Cook’s Note: I’ve switched to coconut oil instead of canola oil for making granola (though substitute canola or another vegetable oil if that is what you have.) I love the subtle flavor coconut adds, and nutritionists are recommending its healthier properties. In warmer weather, coconut oil looks like an oil; in cooler weather it tends to solidify. For this recipe, if solidified, I usually put the jar in a saucepan of hot water until it becomes liquid again. Also, if you mix it with cold maple syrup it tends to solidify again which makes it hard to coat the oats and kale, so I usually just have maple room temp or heat it up very slightly before mixing the liquid ingredients.
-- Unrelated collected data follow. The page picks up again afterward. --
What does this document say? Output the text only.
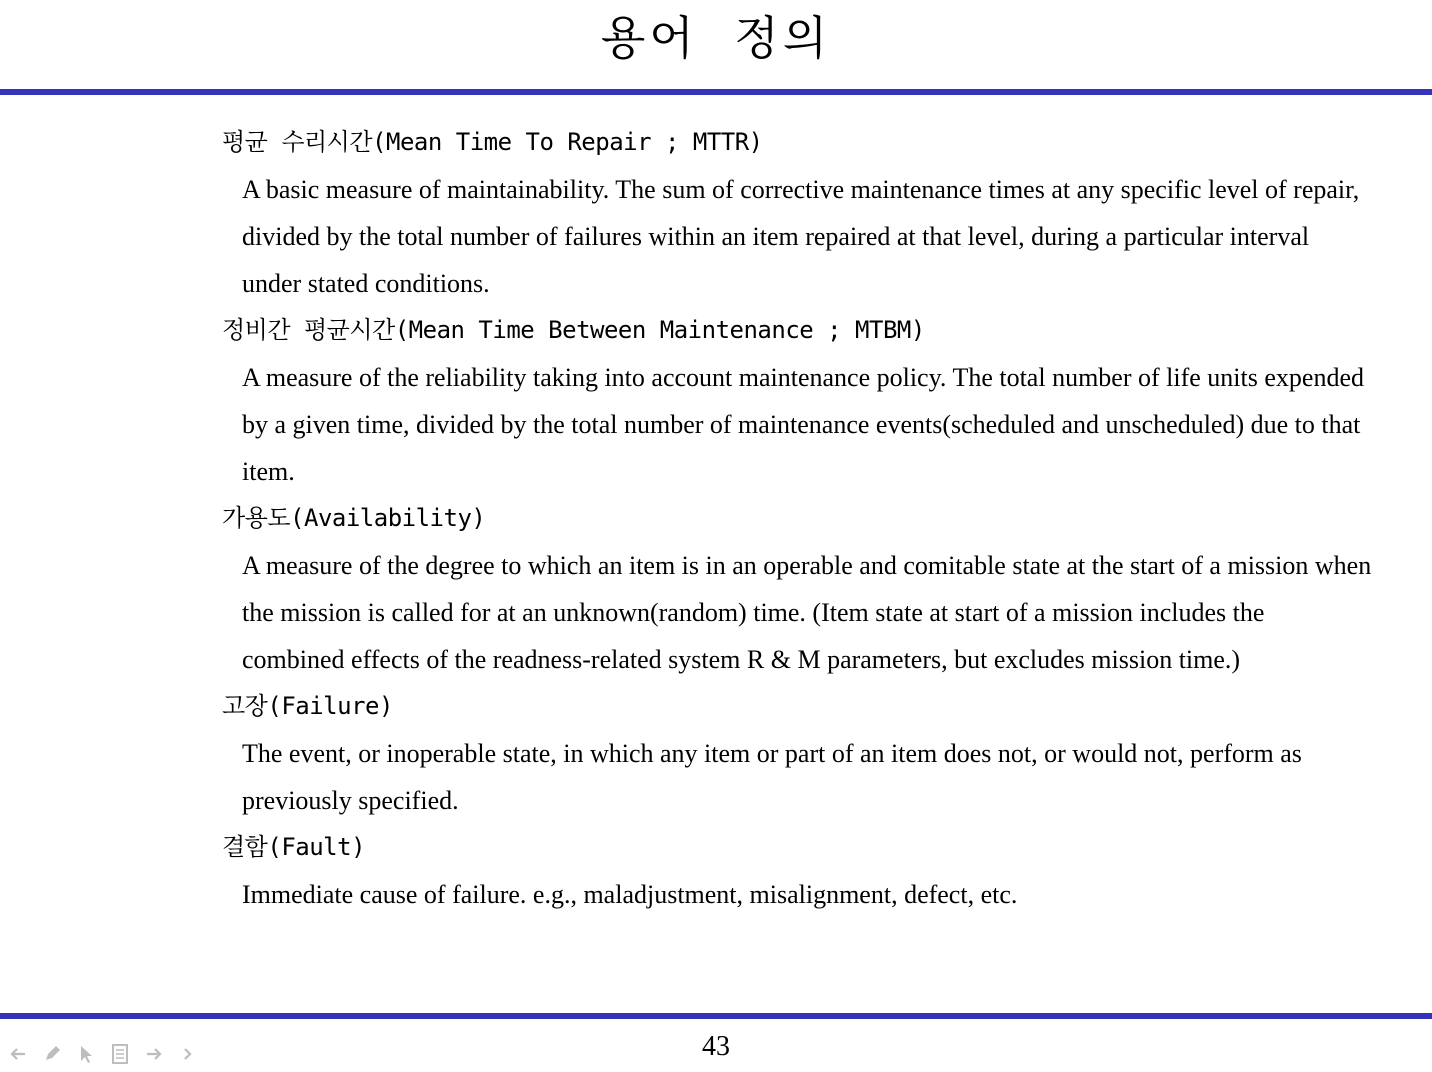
용어 정의
평균 수리시간(Mean Time To Repair ; MTTR)
A basic measure of maintainability. The sum of corrective maintenance times at any specific level of repair, divided by the total number of failures within an item repaired at that level, during a particular interval under stated conditions.
정비간 평균시간(Mean Time Between Maintenance ; MTBM)
A measure of the reliability taking into account maintenance policy. The total number of life units expended by a given time, divided by the total number of maintenance events(scheduled and unscheduled) due to that item.
가용도(Availability)
A measure of the degree to which an item is in an operable and comitable state at the start of a mission when the mission is called for at an unknown(random) time. (Item state at start of a mission includes the combined effects of the readness-related system R & M parameters, but excludes mission time.)
고장(Failure)
The event, or inoperable state, in which any item or part of an item does not, or would not, perform as previously specified.
결함(Fault)
Immediate cause of failure. e.g., maladjustment, misalignment, defect, etc.
43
Juice a few kale leaves in a juicer and store in the fridge until ready for your cocktails. If you don’t have a juicer, you can make kale juice in a blender by puréeing several kale leaves with just enough water to get the blender moving. Purée until as smooth as possible then strain for juice. You need a fine strainer to remove the fresh grated ginger for a smooth, chilled emerald green gimlet.
2 ounces gin (or vodka)
1/2 ounce fresh kale juice
1/2 – 1 teaspoon fresh ginger, grated*
3/4 ounce fresh lime juice
3/4 ounce simple syrup
Lime wheel or small kale leaf for garnish
1. In a mixing glass or shaker, add the gin, kale, ginger, lime and syrup. Fill halfway with ice and shake vigorously for about 20 seconds until very well chilled. Double strain through a small fine mesh strainer to catch the fresh ginger into a martini or coupe glass. Garnish with a lime wheel/and or a small piece of kale.
* Add 1 teaspoon of fresh grated ginger if you love ginger.
Cook’s Note: To make simple syrup, add 1 cup of sugar to 1 cup of boiling water and stir until dissolved. Store in a mason jar; it keeps for weeks.